Una volta formulati gli obiettivi del progetto (cfr. 'Formulazione obiettivi'), si tratta di capire quale procedura consente di raggiungerli in maniera ottimale. Benché possa apparire banale, in un'ottica di promozione della salute, una procedura è considerata ottimale anzitutto se è favorevole alla salute, ossia se soddisfa i principi di partecipazione, empowerment ed equità non solo a livello di contenuto, bensì anche di metodo, in secondo luogo se l'impegno finanziario e personale necessario è il più esiguo possibile (ottimizzazione del rapporto costi-utili).

È preferibile optare per una procedura che ha già trovato conferma in progetti analoghi (cfr. Interconnessioni con altri progetti); in caso contrario, specie per gli approcci innovativi, la scelta della procedura va giustificata in altro modo.

Per motivare la scelta di una determinata procedura è possibile riferirsi ad alcuni modelli. In caso di cambiamenti comportamentali individuali, ad esempio, si può far capo al modello transteorico (TTM), mentre per gli interventi presso i setting, ci si può riferire ai modelli di evoluzione dell'organizzazione (OE).

A seconda del tema, del contesto e degli obiettivi di un progetto, può apparire opportuno pianificare diverse procedure parallelamente. Particolarmente efficaci e durevoli sono gli interventi di promozione della salute che poggiano contemporaneamente su più di uno dei cinque livelli di intervento della Carta di Ottawa.

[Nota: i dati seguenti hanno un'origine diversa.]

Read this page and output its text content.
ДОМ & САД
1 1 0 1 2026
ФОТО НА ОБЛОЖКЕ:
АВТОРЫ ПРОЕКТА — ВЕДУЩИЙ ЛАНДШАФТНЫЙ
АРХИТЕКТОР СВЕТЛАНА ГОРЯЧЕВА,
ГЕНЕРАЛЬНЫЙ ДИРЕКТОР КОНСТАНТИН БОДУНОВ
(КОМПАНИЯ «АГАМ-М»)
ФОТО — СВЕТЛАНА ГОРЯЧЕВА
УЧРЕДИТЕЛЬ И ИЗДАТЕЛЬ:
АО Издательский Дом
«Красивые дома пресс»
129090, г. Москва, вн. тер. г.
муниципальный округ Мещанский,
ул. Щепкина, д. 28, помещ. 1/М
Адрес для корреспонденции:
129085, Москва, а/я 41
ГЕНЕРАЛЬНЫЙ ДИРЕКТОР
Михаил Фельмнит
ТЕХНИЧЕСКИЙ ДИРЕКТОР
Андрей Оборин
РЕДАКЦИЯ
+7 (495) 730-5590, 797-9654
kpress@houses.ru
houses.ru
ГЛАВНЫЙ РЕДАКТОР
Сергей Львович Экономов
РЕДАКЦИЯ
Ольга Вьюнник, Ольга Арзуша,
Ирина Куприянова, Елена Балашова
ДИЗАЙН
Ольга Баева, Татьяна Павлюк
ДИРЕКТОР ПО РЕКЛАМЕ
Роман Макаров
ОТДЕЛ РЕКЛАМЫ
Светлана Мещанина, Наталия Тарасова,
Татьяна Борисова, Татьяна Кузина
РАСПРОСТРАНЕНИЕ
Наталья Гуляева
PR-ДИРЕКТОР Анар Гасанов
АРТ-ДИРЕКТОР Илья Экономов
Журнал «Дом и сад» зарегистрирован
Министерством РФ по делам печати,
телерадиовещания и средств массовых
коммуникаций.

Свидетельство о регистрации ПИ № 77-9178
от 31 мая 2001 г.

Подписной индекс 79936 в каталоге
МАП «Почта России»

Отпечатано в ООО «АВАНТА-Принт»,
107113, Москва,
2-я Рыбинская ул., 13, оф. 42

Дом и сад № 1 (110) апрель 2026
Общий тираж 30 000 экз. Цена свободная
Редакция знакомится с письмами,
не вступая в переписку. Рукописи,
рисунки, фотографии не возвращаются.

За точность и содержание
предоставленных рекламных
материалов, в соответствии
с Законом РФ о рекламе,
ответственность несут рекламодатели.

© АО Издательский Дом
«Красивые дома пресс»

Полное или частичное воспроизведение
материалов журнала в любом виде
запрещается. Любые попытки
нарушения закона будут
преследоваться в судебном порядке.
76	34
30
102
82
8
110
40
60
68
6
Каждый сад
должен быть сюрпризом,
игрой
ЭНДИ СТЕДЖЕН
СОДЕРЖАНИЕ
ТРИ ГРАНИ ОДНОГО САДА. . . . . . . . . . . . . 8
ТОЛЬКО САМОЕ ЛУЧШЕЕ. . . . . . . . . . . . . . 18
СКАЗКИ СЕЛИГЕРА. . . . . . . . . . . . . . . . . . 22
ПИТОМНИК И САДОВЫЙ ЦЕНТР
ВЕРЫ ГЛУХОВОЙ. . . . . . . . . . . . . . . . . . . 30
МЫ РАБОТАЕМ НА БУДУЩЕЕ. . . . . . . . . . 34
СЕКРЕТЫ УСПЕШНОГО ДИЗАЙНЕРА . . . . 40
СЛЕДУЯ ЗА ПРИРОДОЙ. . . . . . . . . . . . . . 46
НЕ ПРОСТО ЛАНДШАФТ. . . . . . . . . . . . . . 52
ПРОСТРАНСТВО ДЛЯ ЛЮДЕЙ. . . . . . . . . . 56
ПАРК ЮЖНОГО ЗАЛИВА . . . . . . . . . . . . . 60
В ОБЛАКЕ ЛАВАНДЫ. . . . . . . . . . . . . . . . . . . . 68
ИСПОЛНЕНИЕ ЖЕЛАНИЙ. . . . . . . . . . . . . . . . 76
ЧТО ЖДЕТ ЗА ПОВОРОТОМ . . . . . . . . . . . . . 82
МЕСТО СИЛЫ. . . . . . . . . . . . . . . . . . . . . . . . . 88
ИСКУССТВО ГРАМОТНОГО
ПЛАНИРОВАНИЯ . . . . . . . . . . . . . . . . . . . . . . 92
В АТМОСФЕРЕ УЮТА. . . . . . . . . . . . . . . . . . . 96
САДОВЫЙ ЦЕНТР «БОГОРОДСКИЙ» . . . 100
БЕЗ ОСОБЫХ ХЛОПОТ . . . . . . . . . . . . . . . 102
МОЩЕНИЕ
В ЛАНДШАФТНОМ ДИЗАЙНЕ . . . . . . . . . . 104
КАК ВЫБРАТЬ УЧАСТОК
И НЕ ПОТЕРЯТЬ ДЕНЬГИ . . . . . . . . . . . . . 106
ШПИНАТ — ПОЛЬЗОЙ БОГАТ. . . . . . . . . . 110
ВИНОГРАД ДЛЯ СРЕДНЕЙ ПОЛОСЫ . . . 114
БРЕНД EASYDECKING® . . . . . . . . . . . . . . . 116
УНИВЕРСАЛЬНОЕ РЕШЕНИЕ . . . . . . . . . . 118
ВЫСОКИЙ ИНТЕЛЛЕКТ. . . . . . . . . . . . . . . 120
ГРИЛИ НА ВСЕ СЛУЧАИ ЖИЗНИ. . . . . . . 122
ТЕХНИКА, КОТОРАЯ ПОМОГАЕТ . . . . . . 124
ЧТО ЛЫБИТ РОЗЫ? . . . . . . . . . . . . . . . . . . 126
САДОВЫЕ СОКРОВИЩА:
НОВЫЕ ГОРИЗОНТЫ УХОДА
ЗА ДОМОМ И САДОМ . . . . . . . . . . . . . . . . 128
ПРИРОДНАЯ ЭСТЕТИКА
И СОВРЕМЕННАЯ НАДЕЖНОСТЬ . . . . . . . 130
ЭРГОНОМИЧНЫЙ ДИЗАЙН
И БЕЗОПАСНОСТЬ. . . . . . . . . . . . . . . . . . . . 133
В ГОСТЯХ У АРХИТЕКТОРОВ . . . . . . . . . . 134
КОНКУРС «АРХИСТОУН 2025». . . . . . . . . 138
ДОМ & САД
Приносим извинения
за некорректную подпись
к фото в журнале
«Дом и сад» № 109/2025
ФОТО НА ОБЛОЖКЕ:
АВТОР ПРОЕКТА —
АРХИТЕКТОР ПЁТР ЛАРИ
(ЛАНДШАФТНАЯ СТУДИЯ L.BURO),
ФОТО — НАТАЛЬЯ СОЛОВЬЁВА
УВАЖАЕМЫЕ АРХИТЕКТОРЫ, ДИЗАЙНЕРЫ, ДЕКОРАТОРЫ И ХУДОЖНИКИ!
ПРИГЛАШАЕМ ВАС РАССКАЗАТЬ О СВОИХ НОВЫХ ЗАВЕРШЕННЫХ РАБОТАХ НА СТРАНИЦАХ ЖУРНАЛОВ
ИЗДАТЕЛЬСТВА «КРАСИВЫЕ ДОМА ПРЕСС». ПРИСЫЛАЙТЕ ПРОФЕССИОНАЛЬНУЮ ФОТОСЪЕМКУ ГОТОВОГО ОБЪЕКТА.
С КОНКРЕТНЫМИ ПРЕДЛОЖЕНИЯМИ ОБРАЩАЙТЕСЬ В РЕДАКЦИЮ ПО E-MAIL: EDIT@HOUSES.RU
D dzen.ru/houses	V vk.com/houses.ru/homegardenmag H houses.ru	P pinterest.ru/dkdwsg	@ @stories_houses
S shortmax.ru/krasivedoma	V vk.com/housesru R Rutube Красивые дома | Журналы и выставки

  • Siete talmente convinti del vostro approccio, che una motivazione scientifica vi pare superflua.
  • Volete sperimentare una nuova procedura in termini di realizzabilità pratica ed efficacia, e ritenete quindi di non dover presentare alcuna giustificazione, in quanto significherebbe verificare l'efficacia del metodo di intervento e non di un metodo già testato.

La salute viene promossa anzitutto attraverso metodi e procedure favorevoli alla salute. Se riuscite a motivare tecnicamente il vostro approccio, accrescete le possibilità che il vostro progetto, pur facendo un uso parsimonioso delle risorse, risulti efficace e ottenga il dovuto appoggio e riconoscimento.

In fase di pianificazione del progetto definite dapprima gli obiettivi e non la procedura da seguire. Consultate le pubblicazioni specialistiche e le banche dati online (p.e. http://www.healthprojects.ch), leggete i rapporti di valutazione e parlate con i responsabili dei progetti e con altri esperti delle esperienze positive e negative fatte con le diverse procedure. Definite criteri che vi permettano di valutare comparativamente le procedure che entrano in linea di conto.

  • La scelta della procedura poggia su una valutazione comparativa delle diverse procedure plausibili?
  • Le possibili ripercussioni della procedura su partecipanti e interessati sono state messe in evidenza?